Monday, 17 June 2019

Write-In 2019: 'Seeing the light' by Summer Phillips

“What’s so special? Didn’t you see the pamphlet?”

She stood at the crossroads listening to the audible gasps.

“It’s so…so…blue,” said a lady in a maroon poncho, two but one away from her.

“Come on, it’s changed now,” I said, giving a nudge that, wasn’t quite, but awfully close to, a shove, to the bodies infront of me. It was nearly 8.46am and if I didn’t get across this road soon I’d be late for work, as I had been since they installed the new lights a week last Tuesday and my boss wouldn’t let me have a morning coffee before the daily 3 hour spreadsheet me to death meeting.

“Come on!” I’m getting more impatient.

“I’ll go in a minute,” says a man infront to the left. “I just want to see the blue one more time. It’s so compelling. I’m so happy we are all on foot now.” He looks at me directly which is disconcerting to say the least. People haven’t looked at each other for years. “Aren’t you glad we no longer have cars. Look at all we’d miss.”

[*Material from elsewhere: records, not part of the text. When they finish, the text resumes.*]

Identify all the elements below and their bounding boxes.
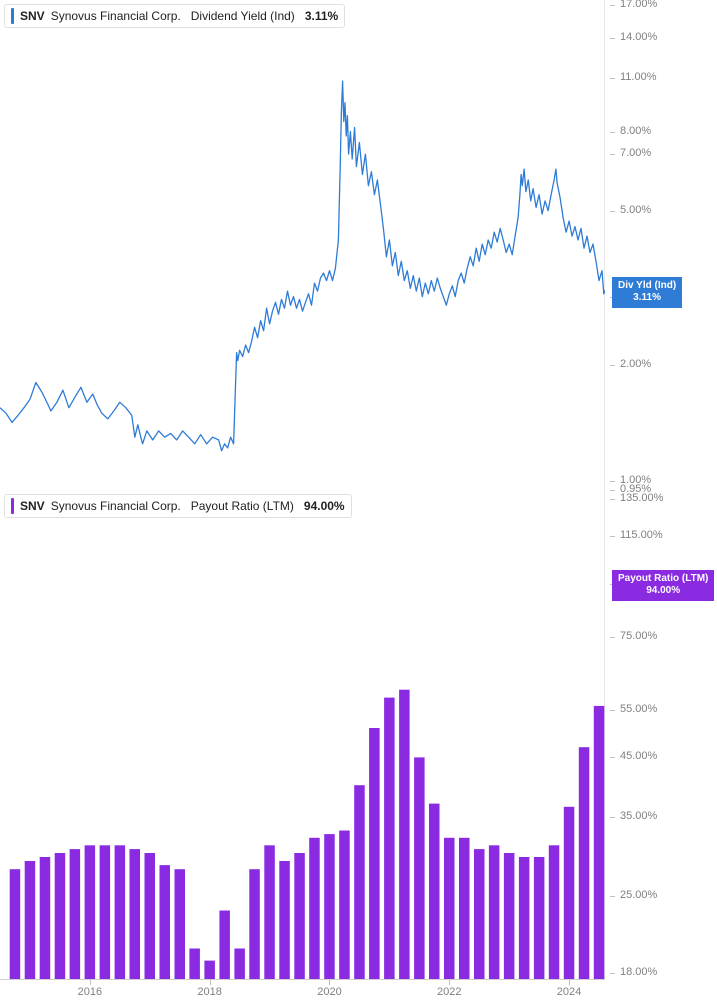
y-tick-label: 8.00% xyxy=(620,125,651,137)
tag1-line2: 3.11% xyxy=(618,292,676,305)
legend-box-2: SNV Synovus Financial Corp. Payout Ratio… xyxy=(4,494,352,518)
x-tick-label: 2022 xyxy=(437,986,461,998)
y-tick-label: 135.00% xyxy=(620,492,663,504)
y-tick-label: 7.00% xyxy=(620,147,651,159)
legend-color-bar-1 xyxy=(11,8,14,24)
dividend-yield-panel: SNV Synovus Financial Corp. Dividend Yie… xyxy=(0,0,717,490)
legend-company-1: Synovus Financial Corp. xyxy=(51,9,181,23)
y-tick-label: 2.00% xyxy=(620,358,651,370)
y-tick-label: 35.00% xyxy=(620,810,657,822)
legend-box-1: SNV Synovus Financial Corp. Dividend Yie… xyxy=(4,4,345,28)
bar-chart-svg[interactable] xyxy=(0,490,605,980)
current-value-tag-2: Payout Ratio (LTM) 94.00% xyxy=(612,570,714,601)
legend-ticker-1: SNV xyxy=(20,9,45,23)
payout-ratio-panel: SNV Synovus Financial Corp. Payout Ratio… xyxy=(0,490,717,980)
legend-color-bar-2 xyxy=(11,498,14,514)
y-tick-label: 55.00% xyxy=(620,703,657,715)
x-tick-label: 2018 xyxy=(197,986,221,998)
y-tick-label: 45.00% xyxy=(620,750,657,762)
y-tick-label: 115.00% xyxy=(620,529,663,541)
x-tick-label: 2024 xyxy=(557,986,581,998)
legend-metric-1: Dividend Yield (Ind) xyxy=(191,9,295,23)
y-tick-label: 17.00% xyxy=(620,0,657,10)
legend-value-2: 94.00% xyxy=(304,499,345,513)
x-tick-label: 2016 xyxy=(78,986,102,998)
tag1-line1: Div Yld (Ind) xyxy=(618,280,676,293)
line-chart-svg[interactable] xyxy=(0,0,605,490)
legend-company-2: Synovus Financial Corp. xyxy=(51,499,181,513)
y-tick-label: 5.00% xyxy=(620,204,651,216)
y-tick-label: 14.00% xyxy=(620,31,657,43)
x-tick-label: 2020 xyxy=(317,986,341,998)
tag2-line2: 94.00% xyxy=(618,585,708,598)
y-tick-label: 25.00% xyxy=(620,889,657,901)
legend-value-1: 3.11% xyxy=(305,9,338,23)
current-value-tag-1: Div Yld (Ind) 3.11% xyxy=(612,277,682,308)
tag2-line1: Payout Ratio (LTM) xyxy=(618,573,708,586)
y-tick-label: 11.00% xyxy=(620,71,657,83)
y-tick-label: 75.00% xyxy=(620,630,657,642)
legend-metric-2: Payout Ratio (LTM) xyxy=(191,499,294,513)
legend-ticker-2: SNV xyxy=(20,499,45,513)
y-tick-label: 18.00% xyxy=(620,966,657,978)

“Like these traffic lights?” I ask.

“Yes,” he laughed and snorted at the same time which was utterly disgusting.

Welcome to my overpopulated city. Where people walk everywhere, in droves, and we are too many to sustain. Maybe the blue traffic lights are doing what they tell us they are doing, Green for go, Amber for wait, Red for stop and the new Blue, to go back. Or maybe, just maybe, they are there to make us gaze up in wonder and be so enchanted we begin to talk to one another again. I mean, what kind of messed up idea would that be?